[D-runtime] Precise garbage collection

Mon Jun 24 23:18:06 PDT 2013

On 24.06.2013 20:59, Steven Schveighoffer wrote:
>
> On Jun 24, 2013, at 2:28 PM, Steven Schveighoffer
> <schveiguy at yahoo.com> wrote:
>
>> On Jun 24, 2013, at 2:04 PM, Rainer Schuetze <r.sagitario at gmx.de>
>> wrote:
>>
>>> On 24.06.2013 16:40, Steven Schveighoffer wrote:
>>>>
>>>> Here is a possibility for rectifying: any time you share
>>>> immutable data by reference, the compiler generates a call to
>>>> some 'makeImmutableArrayShared' function with the pointer, and
>>>> that removes the block's APPENDABLE bit (if part of the GC).
>>>> That would make any immutable shared arrays truly immutable,
>>>> and avoid this problem.
>>>>
>>>> Thoughts?  Is it possible to intercept the moment immutable
>>>> data becomes shared?
>>>
>>> I think you can make the length update lock- and race-free with a
>>> single CAS operation on the length, that pretty much does what is
>>> currently done in __setArrayAllocLength. You don't even have to
>>> care for problems like ABA, as the size always increases.
>>>
>>
>> This doesn't solve the problem that we cannot use thread-local
>> caching of blockinfos for immutable and const array types (the main
>> source of the speedup).
>
> I should say, we can cache block info lookups for everything that's
> under 1 PAGE, including shared, since those will never change size (I
> actually never thought of this before).  But we can't cache the
> lookup for >= 1PAGE because the block's length may change from call
> to call.
>
> Thinking about this some more, it may be I'm being too conservative.
>
> Consider that:
>
> 1. a block will only grow in size.  That is, a memory block (not the
> allocated space) will never be SMALLER than the cached size.  I don't
> think the append runtime will ever "shrink" a block's allocated
> length. 2. Because I store the allocated size at the front of larger
> blocks, I am guaranteed that no matter the block size, the location
> of the "stored data" is constant.
>
> So, I would like to do the following in order:
>
> 1. verify with memory gurus, that CAS in this case is safe to do.
> I'm super-worried about subtle memory issues (your ABA comment scares
> me)

I don't know if I qualify, but I think it is the job of the operations 
in core.atomic to handle the memory issues of the architecture, the CAS 
operation should be safe to use. Regarding ABA when shrinking: you are 
in trouble anyway if you shrink the array and append to to it at the 
same time from different threads. I recommend throwing an 
InvalidMemoryError whenever appending to an array if the actual 
allocation size is smaller than the array.
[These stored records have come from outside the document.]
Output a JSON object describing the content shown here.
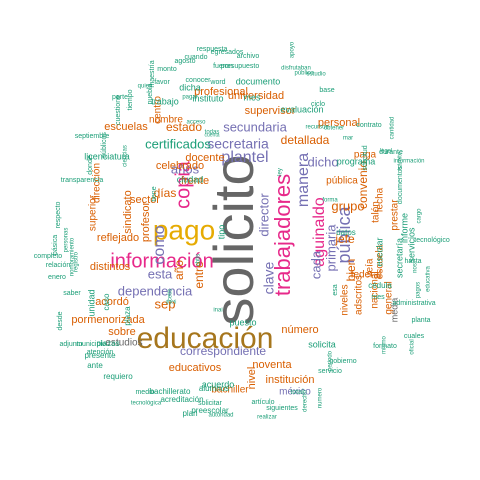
{
  "colors": {
    "gray": "#666666",
    "teal": "#1b9e77",
    "orange": "#d95f02",
    "purple": "#7570b3",
    "magenta": "#e7298a",
    "gold": "#e6ab02",
    "brown": "#a6761d"
  },
  "words": [
    {
      "text": "solicito",
      "color": "gray"
    },
    {
      "text": "educación",
      "color": "brown"
    },
    {
      "text": "pago",
      "color": "gold"
    },
    {
      "text": "trabajadores",
      "color": "magenta"
    },
    {
      "text": "información",
      "color": "magenta"
    },
    {
      "text": "copia",
      "color": "magenta"
    },
    {
      "text": "aguinaldo",
      "color": "magenta"
    },
    {
      "text": "plantel",
      "color": "purple"
    },
    {
      "text": "manera",
      "color": "purple"
    },
    {
      "text": "pública",
      "color": "purple"
    },
    {
      "text": "como",
      "color": "purple"
    },
    {
      "text": "secretaria",
      "color": "purple"
    },
    {
      "text": "secundaria",
      "color": "purple"
    },
    {
      "text": "dependencia",
      "color": "purple"
    },
    {
      "text": "años",
      "color": "purple"
    },
    {
      "text": "clave",
      "color": "purple"
    },
    {
      "text": "director",
      "color": "purple"
    },
    {
      "text": "correspondiente",
      "color": "purple"
    },
    {
      "text": "primaria",
      "color": "purple"
    },
    {
      "text": "cada",
      "color": "purple"
    },
    {
      "text": "dicho",
      "color": "purple"
    },
    {
      "text": "esta",
      "color": "purple"
    },
    {
      "text": "grupo",
      "color": "orange"
    },
    {
      "text": "sep",
      "color": "orange"
    },
    {
      "text": "certificados",
      "color": "teal"
    },
    {
      "text": "estado",
      "color": "orange"
    },
    {
      "text": "detallada",
      "color": "orange"
    },
    {
      "text": "jefe",
      "color": "orange"
    },
    {
      "text": "bien",
      "color": "orange"
    },
    {
      "text": "días",
      "color": "orange"
    },
    {
      "text": "convenio",
      "color": "orange"
    },
    {
      "text": "sector",
      "color": "orange"
    },
    {
      "text": "sindicato",
      "color": "orange"
    },
    {
      "text": "profesor",
      "color": "orange"
    },
    {
      "text": "entre",
      "color": "orange"
    },
    {
      "text": "año",
      "color": "orange"
    },
    {
      "text": "frente",
      "color": "orange"
    },
    {
      "text": "reflejado",
      "color": "orange"
    },
    {
      "text": "distintos",
      "color": "orange"
    },
    {
      "text": "acordó",
      "color": "orange"
    },
    {
      "text": "pormenorizada",
      "color": "orange"
    },
    {
      "text": "educativos",
      "color": "orange"
    },
    {
      "text": "noventa",
      "color": "orange"
    },
    {
      "text": "número",
      "color": "orange"
    },
    {
      "text": "institución",
      "color": "orange"
    },
    {
      "text": "nivel",
      "color": "orange"
    },
    {
      "text": "bachiller",
      "color": "orange"
    },
    {
      "text": "méxico",
      "color": "purple"
    },
    {
      "text": "celebrado",
      "color": "orange"
    },
    {
      "text": "supervisor",
      "color": "orange"
    },
    {
      "text": "universidad",
      "color": "orange"
    },
    {
      "text": "profesional",
      "color": "orange"
    },
    {
      "text": "personal",
      "color": "orange"
    },
    {
      "text": "docente",
      "color": "orange"
    },
    {
      "text": "escuelas",
      "color": "orange"
    },
    {
      "text": "nombre",
      "color": "orange"
    },
    {
      "text": "centro",
      "color": "orange"
    },
    {
      "text": "sobre",
      "color": "orange"
    },
    {
      "text": "estudios",
      "color": "gray"
    },
    {
      "text": "adscritos",
      "color": "orange"
    },
    {
      "text": "niveles",
      "color": "orange"
    },
    {
      "text": "nacional",
      "color": "orange"
    },
    {
      "text": "general",
      "color": "orange"
    },
    {
      "text": "veía",
      "color": "orange"
    },
    {
      "text": "escuela",
      "color": "orange"
    },
    {
      "text": "federal",
      "color": "orange"
    },
    {
      "text": "talón",
      "color": "orange"
    },
    {
      "text": "fecha",
      "color": "orange"
    },
    {
      "text": "paga",
      "color": "orange"
    },
    {
      "text": "prestar",
      "color": "orange"
    },
    {
      "text": "superior",
      "color": "orange"
    },
    {
      "text": "dirección",
      "color": "orange"
    },
    {
      "text": "pública",
      "color": "orange"
    },
    {
      "text": "media",
      "color": "gray"
    },
    {
      "text": "informe",
      "color": "teal"
    },
    {
      "text": "servicios",
      "color": "teal"
    },
    {
      "text": "secretaría",
      "color": "teal"
    },
    {
      "text": "programa",
      "color": "teal"
    },
    {
      "text": "escolar",
      "color": "teal"
    },
    {
      "text": "solicita",
      "color": "teal"
    },
    {
      "text": "ciudad",
      "color": "teal"
    },
    {
      "text": "licenciatura",
      "color": "teal"
    },
    {
      "text": "documento",
      "color": "teal"
    },
    {
      "text": "evaluación",
      "color": "teal"
    },
    {
      "text": "trabajo",
      "color": "teal"
    },
    {
      "text": "instituto",
      "color": "teal"
    },
    {
      "text": "dicha",
      "color": "teal"
    },
    {
      "text": "mes",
      "color": "teal"
    },
    {
      "text": "tipo",
      "color": "teal"
    },
    {
      "text": "plazas",
      "color": "teal"
    },
    {
      "text": "plaza",
      "color": "teal"
    },
    {
      "text": "caso",
      "color": "teal"
    },
    {
      "text": "unidad",
      "color": "teal"
    },
    {
      "text": "puesto",
      "color": "teal"
    },
    {
      "text": "acuerdo",
      "color": "teal"
    },
    {
      "text": "alumnos",
      "color": "teal"
    },
    {
      "text": "preescolar",
      "color": "teal"
    },
    {
      "text": "plan",
      "color": "teal"
    },
    {
      "text": "acreditación",
      "color": "teal"
    },
    {
      "text": "bachillerato",
      "color": "teal"
    },
    {
      "text": "medio",
      "color": "teal"
    },
    {
      "text": "presente",
      "color": "teal"
    },
    {
      "text": "requiero",
      "color": "teal"
    },
    {
      "text": "ante",
      "color": "teal"
    },
    {
      "text": "atención",
      "color": "teal"
    },
    {
      "text": "municipio",
      "color": "teal"
    },
    {
      "text": "adjunto",
      "color": "teal"
    },
    {
      "text": "desde",
      "color": "teal"
    },
    {
      "text": "saber",
      "color": "teal"
    },
    {
      "text": "enero",
      "color": "teal"
    },
    {
      "text": "completo",
      "color": "teal"
    },
    {
      "text": "relación",
      "color": "teal"
    },
    {
      "text": "básica",
      "color": "teal"
    },
    {
      "text": "respecto",
      "color": "teal"
    },
    {
      "text": "personas",
      "color": "teal"
    },
    {
      "text": "nombramiento",
      "color": "teal"
    },
    {
      "text": "registro",
      "color": "teal"
    },
    {
      "text": "transparencia",
      "color": "teal"
    },
    {
      "text": "donde",
      "color": "teal"
    },
    {
      "text": "públicos",
      "color": "teal"
    },
    {
      "text": "septiembre",
      "color": "teal"
    },
    {
      "text": "cuestione",
      "color": "teal"
    },
    {
      "text": "parte",
      "color": "teal"
    },
    {
      "text": "favor",
      "color": "teal"
    },
    {
      "text": "monto",
      "color": "teal"
    },
    {
      "text": "maestría",
      "color": "teal"
    },
    {
      "text": "agosto",
      "color": "teal"
    },
    {
      "text": "fueron",
      "color": "teal"
    },
    {
      "text": "conocer",
      "color": "teal"
    },
    {
      "text": "word",
      "color": "teal"
    },
    {
      "text": "presupuesto",
      "color": "teal"
    },
    {
      "text": "cuando",
      "color": "teal"
    },
    {
      "text": "respuesta",
      "color": "teal"
    },
    {
      "text": "egresados",
      "color": "teal"
    },
    {
      "text": "archivo",
      "color": "teal"
    },
    {
      "text": "disfrutaban",
      "color": "teal"
    },
    {
      "text": "público",
      "color": "teal"
    },
    {
      "text": "apoyo",
      "color": "teal"
    },
    {
      "text": "estudio",
      "color": "teal"
    },
    {
      "text": "ciclo",
      "color": "teal"
    },
    {
      "text": "base",
      "color": "teal"
    },
    {
      "text": "recursos",
      "color": "teal"
    },
    {
      "text": "obtener",
      "color": "teal"
    },
    {
      "text": "contrato",
      "color": "teal"
    },
    {
      "text": "cantidad",
      "color": "teal"
    },
    {
      "text": "legal",
      "color": "teal"
    },
    {
      "text": "durante",
      "color": "teal"
    },
    {
      "text": "información",
      "color": "teal"
    },
    {
      "text": "trámite",
      "color": "teal"
    },
    {
      "text": "cargo",
      "color": "teal"
    },
    {
      "text": "tecnológico",
      "color": "teal"
    },
    {
      "text": "hasta",
      "color": "teal"
    },
    {
      "text": "nos",
      "color": "teal"
    },
    {
      "text": "educativa",
      "color": "teal"
    },
    {
      "text": "administrativa",
      "color": "teal"
    },
    {
      "text": "planta",
      "color": "teal"
    },
    {
      "text": "cuales",
      "color": "teal"
    },
    {
      "text": "oficial",
      "color": "teal"
    },
    {
      "text": "formato",
      "color": "teal"
    },
    {
      "text": "gobierno",
      "color": "teal"
    },
    {
      "text": "periodo",
      "color": "teal"
    },
    {
      "text": "servicio",
      "color": "teal"
    },
    {
      "text": "total",
      "color": "teal"
    },
    {
      "text": "artículo",
      "color": "teal"
    },
    {
      "text": "siguientes",
      "color": "teal"
    },
    {
      "text": "realizar",
      "color": "teal"
    },
    {
      "text": "autoridad",
      "color": "teal"
    },
    {
      "text": "solicitar",
      "color": "teal"
    },
    {
      "text": "tecnológica",
      "color": "teal"
    },
    {
      "text": "numero",
      "color": "teal"
    },
    {
      "text": "derecho",
      "color": "teal"
    },
    {
      "text": "forma",
      "color": "teal"
    },
    {
      "text": "mismo",
      "color": "teal"
    },
    {
      "text": "cédula",
      "color": "teal"
    },
    {
      "text": "datos",
      "color": "teal"
    },
    {
      "text": "mar",
      "color": "teal"
    },
    {
      "text": "solicitud",
      "color": "teal"
    },
    {
      "text": "acceso",
      "color": "teal"
    },
    {
      "text": "todas",
      "color": "teal"
    },
    {
      "text": "cuenta",
      "color": "teal"
    },
    {
      "text": "ciencias",
      "color": "teal"
    },
    {
      "text": "tiene",
      "color": "teal"
    },
    {
      "text": "ley",
      "color": "teal"
    },
    {
      "text": "inai",
      "color": "teal"
    },
    {
      "text": "cbtis",
      "color": "teal"
    },
    {
      "text": "cetis",
      "color": "teal"
    },
    {
      "text": "dgeti",
      "color": "teal"
    },
    {
      "text": "quien",
      "color": "teal"
    },
    {
      "text": "pagar",
      "color": "teal"
    },
    {
      "text": "tiempo",
      "color": "teal"
    },
    {
      "text": "puebla",
      "color": "teal"
    },
    {
      "text": "documentos",
      "color": "teal"
    },
    {
      "text": "pagos",
      "color": "teal"
    },
    {
      "text": "mes",
      "color": "teal"
    },
    {
      "text": "esa",
      "color": "teal"
    },
    {
      "text": "dos",
      "color": "teal"
    }
  ]
}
> 2. Submit pull request which ignores whether type is shared, and
> uses CAS to ensure integrity.  All blockinfo lookups, including ones
> to shared data, will go through the cache.

Sounds good. I think we should also look into making gc_query faster, 
e.g. I'm not sure it needs the global GC lock.

> 3. In general, I would
> like the runtime to be generated instead of defined by the compiler.
> To that end, I think it would be good to have the compiler change
> array append calls from runtime-only calls with TypeInfo as a
> parameter to runtime template calls that can possibly optimize.

That's what I was also hoping for. But I guess it will have to wait 
until a successful transformation of the associative arrays.